Pagi setelah bangun tidur, kuseduh jeruk nipis dengan air putih hangat. Kemudian kuminum. Padahal sebelumnya pengidap maag akut sepertiku tentu begitu anti dengan makhluk bernama jeruk, apalagi dikonsumsi setelah bangun tidur. Betapa ngeri kubayangkan. Namun ternyata justru perutku terasa nyaman, asupan ini membantu menjaga elastisitas pembuluh darah, mencegahnya dari penyempitan akibat kolesterol berlebih, serta mengobati usus yang luka sebagai terapi sakit maag.

Beberapa jam berikutnya, aku sarapan dengan menu yang sangat berbeda. Biasanya makan nasi berlauk sayur, tempe, daging atau telor, dan segelas teh manis. Mulai pagi itu hanya kukonsumsi buah matang segar. Sebutir apel menjadi menu pembuka, kadang melon, kadang pepaya. Dua jam kemudian kumakan dua buah pisang sebagai ‘penutup sarapan’. Adapun minuman, tetap setia pada air putih, gula mulai kujauhi.

Menu makan siang pun mengalami perubahan radikal. Setengah mangkuk sayur (matang) atau lalap sayur (mentah), plus sepotong daging ayam atau ikan atau telur. Tanpa nasi tentunya. Sore hari, sebagai cemilan, tersedia bubur kacang ijo dan segelas teh tawar hangat. Malam harinya, baru aku makan nasi, itupun hanya setengah centong, dikombinasikan dengan sayur dan tahu tempe. Menjelang tidur, kuusahakan mengonsumsi jus sayur (wortel atau tomat).

Begitu terus kulakoni. Tiga hari pertama, perutku masih tak kuat lapar dan sering merasa pusing pun lemas. Tapi tetap kulanjutkan karena semua gejala itu hanya efek detoksifikasi yang justru bagus. Seminggu kulakoni sudah sangat terasa perbedaannya. Bahkan hanya dengan sahur buah, aku sudah kuat puasa sebagaimana biasa, bonus fisik terasa lebih segar.

Sekarang sudah satu bulan lebih kujalani pola makan ini. Badan terasa lebih segar. Tak ada lagi pusing sebangun tidur, begah setelah makan, mual karena tak kuat lapar, apalagi kram perut dan kejang-kejang. Alhamdulillah. Secara ekonomis, pola makan ini juga relatif sama, bahkan lebih murah dibanding pola makan ‘cacah rucah’. Bahan makanan dalam pola ini juga sangat terjangkau di kota maupun di desa, apalagi bagi orang dusun yang masih suka menanam sayur dan buah di kebun sendiri. Aku tetap bisa makan enak, namun memang harus menjaga kombinasi yang tepat.

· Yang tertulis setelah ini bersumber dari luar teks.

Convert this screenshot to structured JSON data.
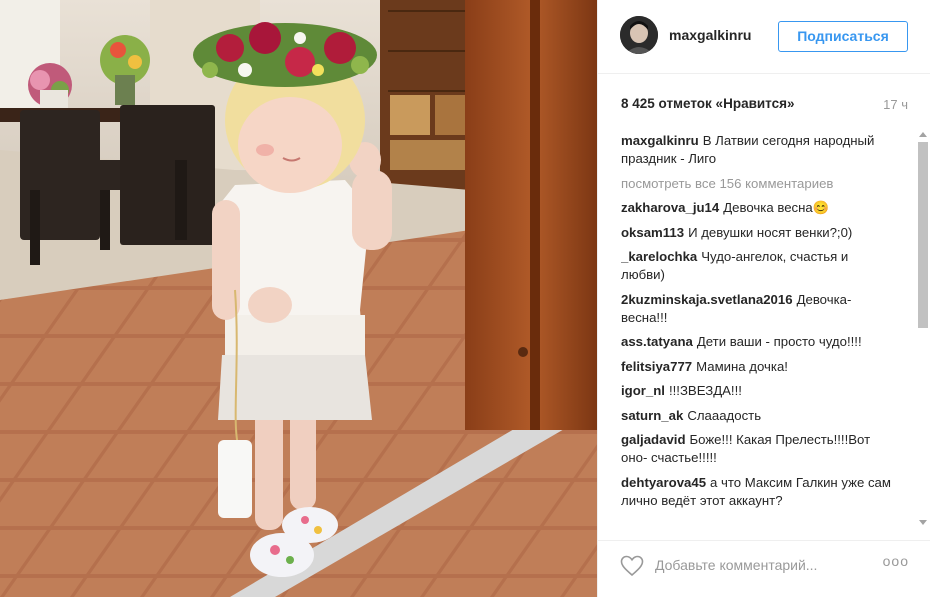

Kalau ingin lebih lengkap mempelajari apa dan bagaimana pola makan Food Combining ini, silakan baca buku-buku Food Combining karya Andang Gunawan atau Erikar Lebang. Banyak tersedia di Gramedia. Di dalamnya memuat prinsip-prinsip dasar cara kerja organ pencernaan, asupan makanan, jadwal makan, serta contoh-contoh menu yang bisa dijadikan variasi.



Perlu diingat bahwa pola makan ini bukan terapi pengobatan atau diet pelangsingan. Meskipun pada akhirnya pola makan ini membawa efek pengobatan dan membentuk tubuh yang ideal. Pola makan ini ‘hanya’ upaya menata kembali asupan nutrisi yang dibutuhkan tubuh sehingga si tubuh bisa mengobati dirinya sendiri secara alamiah. Tubuh kita dianugerahi kemampuan dahsyat untuk memperbaiki kerusakan-kerusakan yang terlanjur ada, yakni dengan nutrisi yang diserap dari asupan-asupan makanan yang masuk. Nah, hal inilah yang ditata dalam Food Combining. Pengidap masalah lambung, usus, ginjal, jantung, lever, kolesterol, diabetes, obesitas, vertigo, bahkan rahim, bisa merasakan perkembangan kesehatan yang signifikan dengan pola makan ini.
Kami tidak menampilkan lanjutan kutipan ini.